The entire government machinery has been mobilised to monitor the Form Four and Standard Eight examinations, which kick off on Tuesday.
Some 1.06 million candidates will tomorrow take part in rehearsals ahead of the start of the Kenya Certificate of Primary Education (KCPE) examinations.
Education Cabinet Secretary Amina Mohamed — in consultation with a multi-sectoral team of government ministries — has mobilised top government officials, including all her Cabinet colleagues, to participate in the monitoring exercise as she seeks to eliminate any irregularities.
Ms Mohamed seeks to seal all loopholes in the examinations, including stamping out collusion which led to the cancellation of results of 1,200 Kenya Certificate of Secondary Education (KCSE) examination candidates last year.
Investigations by the Sunday Nation show that this year’s KCPE and KCSE examinations have attracted an unprecedented excitement within government, with virtually the entire executive willing to play a part in what is expected to be the country’s most guarded exercise.
The Sunday Nation has learnt that all Cabinet Secretaries, majority of principal secretaries and chief administrative officers have accepted invitations from the Education ministry to participate in the national examinations monitoring exercise.
More than 1,000 special monitors drawn from various ministries and departments of government have been lined up for the exercise.

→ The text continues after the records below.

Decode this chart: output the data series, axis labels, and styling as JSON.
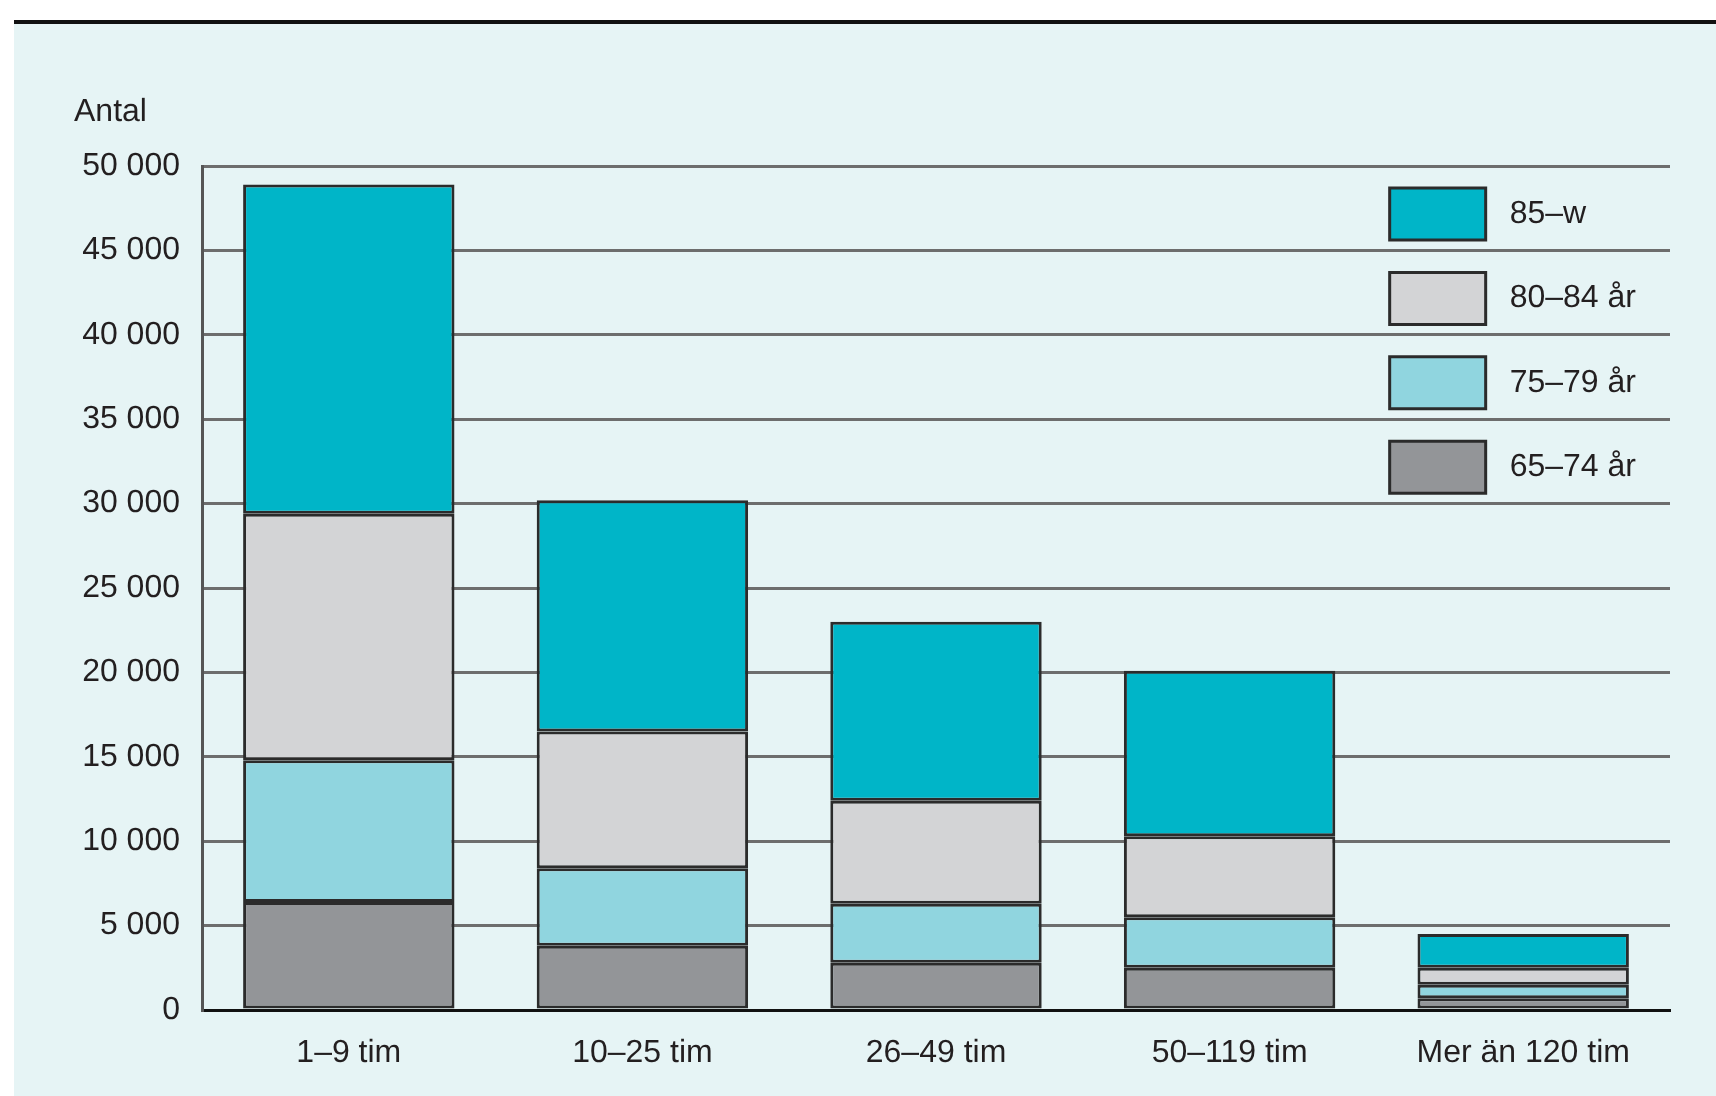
{
  "chart_data": {
    "type": "bar",
    "stacked": true,
    "ylabel": "Antal",
    "categories": [
      "1–9 tim",
      "10–25 tim",
      "26–49 tim",
      "50–119 tim",
      "Mer än 120 tim"
    ],
    "series": [
      {
        "name": "65–74 år",
        "color": "#939598",
        "values": [
          6400,
          3800,
          2800,
          2500,
          700
        ]
      },
      {
        "name": "75–79 år",
        "color": "#90d5df",
        "values": [
          8400,
          4600,
          3500,
          3000,
          800
        ]
      },
      {
        "name": "80–84 år",
        "color": "#d3d4d6",
        "values": [
          14600,
          8100,
          6100,
          4800,
          1000
        ]
      },
      {
        "name": "85–w",
        "color": "#00b5c8",
        "values": [
          19500,
          13700,
          10600,
          9800,
          2000
        ]
      }
    ],
    "ylim": [
      0,
      50000
    ],
    "yticks": [
      0,
      {
        "value": 5000,
        "label": "5 000"
      },
      {
        "value": 10000,
        "label": "10 000"
      },
      {
        "value": 15000,
        "label": "15 000"
      },
      {
        "value": 20000,
        "label": "20 000"
      },
      {
        "value": 25000,
        "label": "25 000"
      },
      {
        "value": 30000,
        "label": "30 000"
      },
      {
        "value": 35000,
        "label": "35 000"
      },
      {
        "value": 40000,
        "label": "40 000"
      },
      {
        "value": 45000,
        "label": "45 000"
      },
      {
        "value": 50000,
        "label": "50 000"
      }
    ],
    "grid": "y",
    "legend": "top right"
  }
}
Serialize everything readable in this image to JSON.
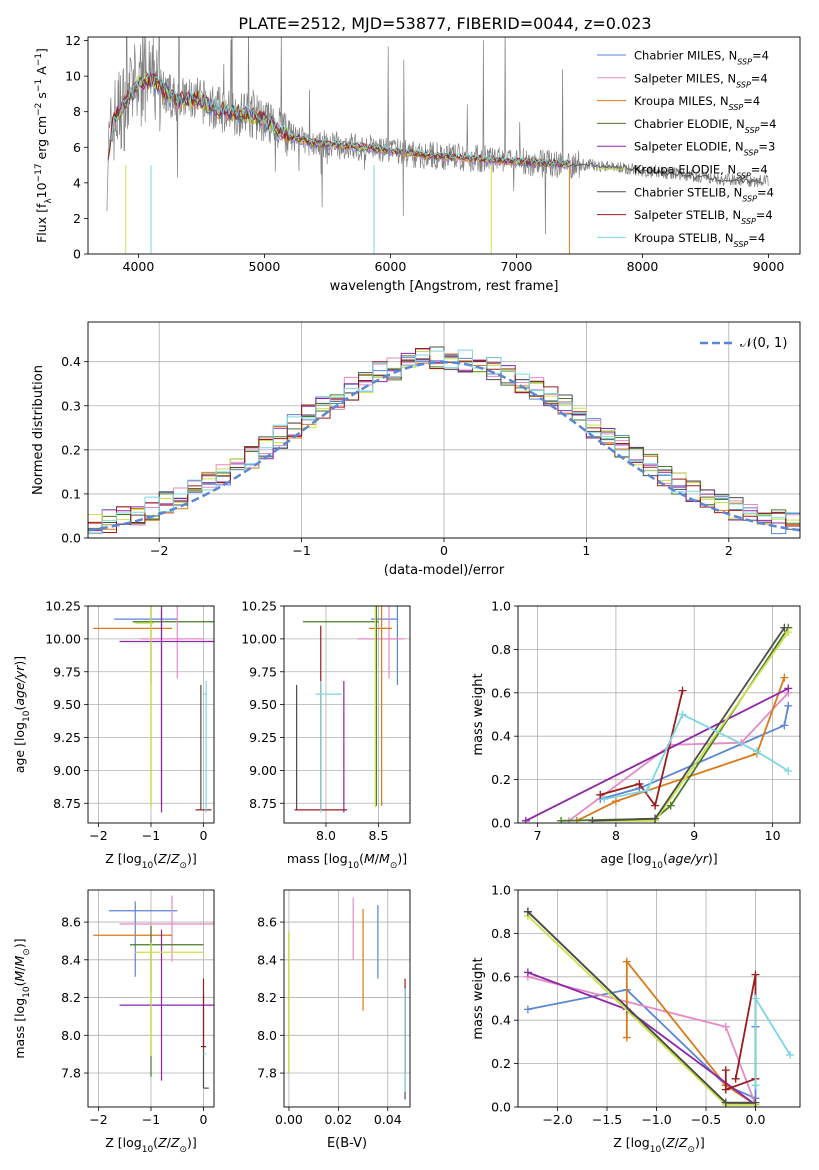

Already, the ministries of Education and Interior and National Coordination as well as the Teachers Service Commission (TSC) have cancelled leave for all their staff to allow them to participate in the monitoring of examinations, which end on November 29.
Data from Kenya National Examination Council (Knec) indicates that other than the 70,000 security officials and more than 150,000 teachers have been deployed for the exercise.
Although the examination monitoring will cover the whole country, Sunday Nation established that some 222 schools have been put under heavy scrutiny following their involvement in previous examination malpractices.
What started off as a promising examination pre-monitoring exercise steered by Ms Mohamed has now received the full support of President Uhuru Kenyatta, who last week warned potential examination cheats that their efforts will not succeed.
President Kenyatta promised that the government will deliver credible examinations and warned those bent on corrupting the country’s education systems of dire consequences.
He said the government will maintain the trend it has established of ensuring national examinations are free of cheating.
“My administration has taken bold measures to make examinations credible and I commend those who work hard and long hours to achieve this,” said the President. “I condemn those who insist on corrupting our exam system,” he continued.
Some of the tough measures that will for the first time be adopted this year include the order that all centre managers cannot transport examination materials to the centres unless accompanied by armed officers.
They have also been asked to ensure that examinations will only be placed in one of the examination rooms where all candidates, armed police and examination invigilators will be in full view.
The aim is to prevent a trend that developed last year where some schools prematurely opened the second paper of the day, usually starting at 11.30am thus exposing it to candidates just before the actual examination begun.
Centre managers, who are also school heads, are under instructions not to allow any examination official into the examination rooms with mobile phones.
In fact, even the centre managers — though allowed to carry mobile phones — cannot be allowed to walk with them into examination rooms.
On Tuesday, candidates will sit mathematics, English and English composition.
On Wednesday, the candidates will take science, Kiswahili and insha.
The candidates will sit social studies and Christian Religious Education the following day.
Ms Mohamed has ordered that examination containers — currently 459 — be opened daily at 6am.
“No centre should start distributing examination papers before the stipulated starting time,” she said.
The containers, she said, will have a double locking system manned by the sub county directors of education and the deputy county commissioners.
“All question papers will be escorted by armed security officers every day of the examination from collection to return of the answer scripts to the container and back to the exam council,” the CS added.
The ministry, she said, had re-evaluated the country’s potential examination irregularities hotspots.
“Although these regions will receive high dependency surveillance during the examinations period, the Ministry of Education — working with the Ministries of Interior and ICT — have stepped up surveillance across the entire country,” she said.
Centre managers guilty of unsealing the afternoon paper before the stipulated time, she said, will be held liable for this irregularity.
She warned that centres found culpable of cheating, condoning, or aiding in cheating will be disqualified.
The CS warned that candidates found in possession of mobile phones in examination centres will immediately be suspended from school, and expelled from the examination process.
She has also directed that all teachers who will be involved in any exercise of administering the examinations must be registered with the Teachers Service Commission.
In total, close to 244,000 field officers will be involved in the administration of the examination.
In Mwatate, deputy county commissioner Kennedy Muriungi issued a stern warning to officers manning national examinations against taking alcohol during the entire period.
He was speaking during a briefing exercise to KCPE and KCSE centre managers, supervisors, invigilators and local chiefs at the county commissioner’s boardroom in Mwatate, Taita Taveta County.
He said firm action will be taken against officers involved in administration of the examination while drunk and disorderly at the exam centres.